植民都市の形成と土着化に関する比較研究

事業名称
植民都市の形成と土着化に関する比較研究
実施地域・国
複数国/地域横断
地域
複数地域・国などにまたがるもの / 特定の遺産によらないもの・遺産位置の特定ができないもの
文化遺産の分類
都市・町並み
事業実施機関
京都大学大学院工学研究科
期間
1997年 ~ 1999年
協力の種類・事業区分
学術調査・研究
資金源
科研費

活動内容

本年度は、主に昨年度の予備調査で選定した地区についての追加調査・分析を行い、植民都市の構造を明らかにした。現地調査に基づき,選定した都市のゾーニング図、街区構成、建築類型、典型的住居の平面・立面等の図面の作成し、データ整理を行った。また、引き続き資料収集も行い、植民都市研究の包括的な文献リストを作成した。
インドでは、ニューデリーに関する追加調査を行うと同時に、マドラス、チェンナイの調査も行いインド植民都市の比較研究を進め、都市の特徴を明らかにした。

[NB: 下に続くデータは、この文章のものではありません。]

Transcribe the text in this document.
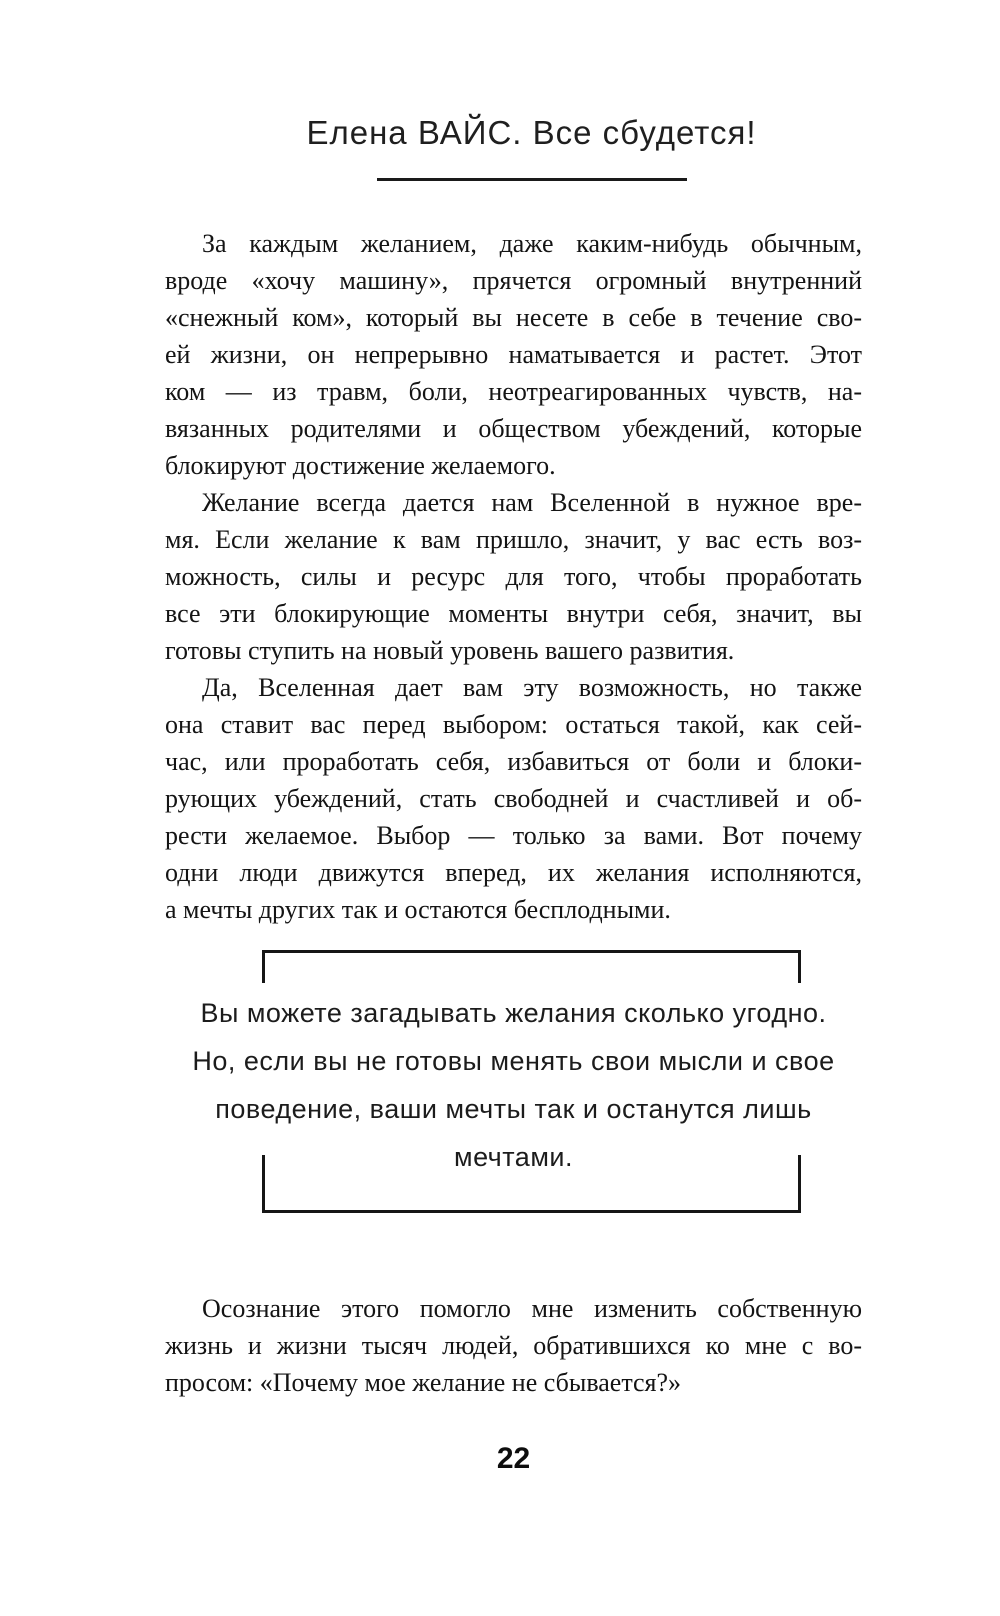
Елена ВАЙС. Все сбудется!
За каждым желанием, даже каким-нибудь обычным,
вроде «хочу машину», прячется огромный внутренний
«снежный ком», который вы несете в себе в течение сво-
ей жизни, он непрерывно наматывается и растет. Этот
ком — из травм, боли, неотреагированных чувств, на-
вязанных родителями и обществом убеждений, которые
блокируют достижение желаемого.
Желание всегда дается нам Вселенной в нужное вре-
мя. Если желание к вам пришло, значит, у вас есть воз-
можность, силы и ресурс для того, чтобы проработать
все эти блокирующие моменты внутри себя, значит, вы
готовы ступить на новый уровень вашего развития.
Да, Вселенная дает вам эту возможность, но также
она ставит вас перед выбором: остаться такой, как сей-
час, или проработать себя, избавиться от боли и блоки-
рующих убеждений, стать свободней и счастливей и об-
рести желаемое. Выбор — только за вами. Вот почему
одни люди движутся вперед, их желания исполняются,
а мечты других так и остаются бесплодными.
Вы можете загадывать желания сколько угодно.
Но, если вы не готовы менять свои мысли и свое
поведение, ваши мечты так и останутся лишь
мечтами.
Осознание этого помогло мне изменить собственную
жизнь и жизни тысяч людей, обратившихся ко мне с во-
просом: «Почему мое желание не сбывается?»
22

南アフリカでは、植民地支配からアパルトヘイトに至るまでの特異な都市空間形成を非白人居住区に焦点をあてて明らかにした。昨年度の予備調査に続き、主にマレー人居住区ポーカープ(ケープタウン)、インド人居住区ローディアム(プレトリア)を対象地区として調査・分析を行った。
オーストラリアでは、キャンベラでの調査を続けるとともに、昨年度の資料収集・予備調査の過程で浮かんできた田園都市計画運動の世界的展開についてアデレードを調査対象地区として選定し、パインランズ(南アフリカ)との比較研究を行った。宗主国から植民都市への田園都市計画理念の移入、実益についての比較研究を通じて、各都市の特性を明らかにした。また、田園都市計画の伝搬にともなう都市計画家の活動についても明らかにした。
本研究では、イギリス植民都市を研究の中心としたが、比較研究のため、昨年度のオランダ植民都市に続き、本年度はスペイン植民都市(ヴィガン、フィリピン)も視野に入れ、資料収集・現地調査を行った。
以上の調査・分析に基づき植民都市の形成と土着化に関する総括を行った。